Epouses, mères. Sans surprises, hélas, l’agriculture ne fait pas exception dans la panoplie des inégalités de genre. Les déséquilibres sont partout. Beaucoup de femmes sont actives dans les champs sans avoir ni statut officiel, ni droit ni salaire. Face à la faim, elles sont également plus vulnérables. Dans les pays moins avancés et même émergents, des jeunes filles, au sein de familles démunies et pour qui la sécurité alimentaire reste une conquête de tous les instants pour (sur)-vivre, s’accroupissent pour aider leurs parents et récolter avec ou pour eux. En outre, malgré leur rôle pour produire et leur place démographique dans les systèmes, les femmes ne détiennent pas souvent les titres de propriété foncière (ou n’en héritent pas) et sont sous-représentées dans les enceintes décisionnelles et les organisations professionnelles. Elles sont pourtant souvent plus innovantes pour gérer les ressources naturelles, éviter les gaspillages, inventer de nouvelles pratiques ou créer des start-up ! L’effet serait d’autant plus vaste si leur accès à l’éducation et à la science était équivalent à celui des hommes. Et n’oublions pas une réalité mondiale ​: les femmes assument davantage de responsabilités domestiques. Les agricultrices sont aussi des épouses et des mères qui ne comptent pas leur heure de travail.

Responsabilité alimentaire. Si dans nos cuisines les aliments fusionnent et nos assiettes se remplissent, il convient donc de remercier ces millions d’agricultrices (et des pêcheuses, certes moins bien nombreuses ​!) qui en amont travaillent pour des milliards de consommateurs, qu’ils soient à côté ou très loin d’elles. Mais là où chacun d’entre nous doit la vie et l’apprentissage alimentaire au sexe féminin, c’est bien entendu dans l’intimité du début de l’existence. Le dessous des tables est aussi là dans l’histoire ​! Tant de choses se jouent au cours de nos 1000 premiers jours, qui s’étirent de la conception aux deux premières années de la vie après la naissance. Un millier de journées qui détermine l’avenir de l’enfant. Dans cette période, la nutrition en quantité et de qualité s’avère centrale dans la réussite de son développement. Notre microbiote intestinal est alors essentiel car il pose les bases de la santé future. De l’alimentation durant ces 1 000 jours dépendent donc toutes les années qui s’ensuivent dans le parcours d’un individu, et ce pour toutes ses activités.

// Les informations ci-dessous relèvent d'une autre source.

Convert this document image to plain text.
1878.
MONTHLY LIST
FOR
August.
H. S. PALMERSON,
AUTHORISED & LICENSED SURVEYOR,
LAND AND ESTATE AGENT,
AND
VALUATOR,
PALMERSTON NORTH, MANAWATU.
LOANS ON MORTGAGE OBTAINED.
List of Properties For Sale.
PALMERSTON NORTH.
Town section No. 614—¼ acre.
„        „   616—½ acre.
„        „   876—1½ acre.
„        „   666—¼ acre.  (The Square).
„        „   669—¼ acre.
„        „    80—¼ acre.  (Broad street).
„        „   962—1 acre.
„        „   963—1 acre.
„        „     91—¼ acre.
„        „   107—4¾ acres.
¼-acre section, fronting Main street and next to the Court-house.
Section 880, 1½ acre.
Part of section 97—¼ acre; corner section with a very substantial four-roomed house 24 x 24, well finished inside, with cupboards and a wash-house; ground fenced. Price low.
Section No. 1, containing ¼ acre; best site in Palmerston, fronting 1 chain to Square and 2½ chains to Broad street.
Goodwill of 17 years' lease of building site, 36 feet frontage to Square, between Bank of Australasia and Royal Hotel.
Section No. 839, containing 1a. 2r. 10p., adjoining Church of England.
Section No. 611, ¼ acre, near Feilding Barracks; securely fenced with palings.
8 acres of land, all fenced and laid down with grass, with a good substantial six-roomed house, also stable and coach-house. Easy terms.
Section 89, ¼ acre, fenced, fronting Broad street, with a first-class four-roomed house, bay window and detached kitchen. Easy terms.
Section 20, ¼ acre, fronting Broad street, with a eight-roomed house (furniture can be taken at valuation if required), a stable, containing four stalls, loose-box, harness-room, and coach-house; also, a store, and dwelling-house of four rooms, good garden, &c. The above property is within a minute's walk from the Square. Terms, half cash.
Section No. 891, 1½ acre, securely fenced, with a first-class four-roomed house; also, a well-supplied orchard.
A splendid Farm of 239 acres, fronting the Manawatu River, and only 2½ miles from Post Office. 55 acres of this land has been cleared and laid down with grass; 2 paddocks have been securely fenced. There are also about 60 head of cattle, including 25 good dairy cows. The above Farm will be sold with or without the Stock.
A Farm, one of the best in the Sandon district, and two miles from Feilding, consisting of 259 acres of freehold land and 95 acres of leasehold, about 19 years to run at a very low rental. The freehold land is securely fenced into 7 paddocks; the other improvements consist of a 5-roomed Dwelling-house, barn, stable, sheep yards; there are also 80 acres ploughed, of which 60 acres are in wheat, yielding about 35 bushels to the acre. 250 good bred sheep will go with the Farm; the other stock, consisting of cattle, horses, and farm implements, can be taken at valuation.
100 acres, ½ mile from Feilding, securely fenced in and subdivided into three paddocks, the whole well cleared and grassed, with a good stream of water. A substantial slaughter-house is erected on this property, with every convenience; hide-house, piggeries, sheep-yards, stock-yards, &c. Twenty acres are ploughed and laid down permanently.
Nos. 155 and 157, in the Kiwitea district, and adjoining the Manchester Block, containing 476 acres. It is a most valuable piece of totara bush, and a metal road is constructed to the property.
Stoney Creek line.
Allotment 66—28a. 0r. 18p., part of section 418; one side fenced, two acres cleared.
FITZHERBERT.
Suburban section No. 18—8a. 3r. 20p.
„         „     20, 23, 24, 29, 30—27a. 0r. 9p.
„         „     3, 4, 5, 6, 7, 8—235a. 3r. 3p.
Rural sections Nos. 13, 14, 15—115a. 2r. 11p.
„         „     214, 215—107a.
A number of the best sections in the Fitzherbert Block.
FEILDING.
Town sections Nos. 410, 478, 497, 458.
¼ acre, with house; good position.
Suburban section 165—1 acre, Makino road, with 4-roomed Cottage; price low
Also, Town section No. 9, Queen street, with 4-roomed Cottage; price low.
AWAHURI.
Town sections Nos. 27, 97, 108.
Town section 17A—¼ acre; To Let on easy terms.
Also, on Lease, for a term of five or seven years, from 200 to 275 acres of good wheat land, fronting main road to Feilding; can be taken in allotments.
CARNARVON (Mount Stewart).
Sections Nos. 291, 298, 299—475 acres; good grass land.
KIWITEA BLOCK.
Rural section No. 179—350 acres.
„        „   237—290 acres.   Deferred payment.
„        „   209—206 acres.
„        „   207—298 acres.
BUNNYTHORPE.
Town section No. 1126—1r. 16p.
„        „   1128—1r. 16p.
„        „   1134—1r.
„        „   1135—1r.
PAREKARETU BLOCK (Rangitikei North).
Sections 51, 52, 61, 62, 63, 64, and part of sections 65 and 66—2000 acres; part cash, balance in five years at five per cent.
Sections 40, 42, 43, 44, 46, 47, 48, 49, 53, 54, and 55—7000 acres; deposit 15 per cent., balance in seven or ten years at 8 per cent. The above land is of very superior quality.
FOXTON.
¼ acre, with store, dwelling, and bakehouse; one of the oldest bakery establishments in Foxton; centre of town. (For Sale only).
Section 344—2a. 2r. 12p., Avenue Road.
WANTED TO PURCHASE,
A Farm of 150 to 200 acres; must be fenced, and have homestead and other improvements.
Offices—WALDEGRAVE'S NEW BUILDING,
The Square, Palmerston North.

Si la grossesse demeure réservée aux femmes, les hommes ne sauraient fuir leur responsabilité pour faire de ces 1 000 premiers jours un succès. Et pourtant, dans le monde, combien de femmes peuvent compter sur leur mari ou leur compagnon pour la sécurité alimentaire de leurs enfants ? Nous retrouvons ici toute la problématique de la fabrication de normes sociales et des modes de représentation. En agriculture comme pour l’alimentation, la réduction des iniquités et l’égalité de droits et de devoirs entre les femmes et les hommes est une affaire politique.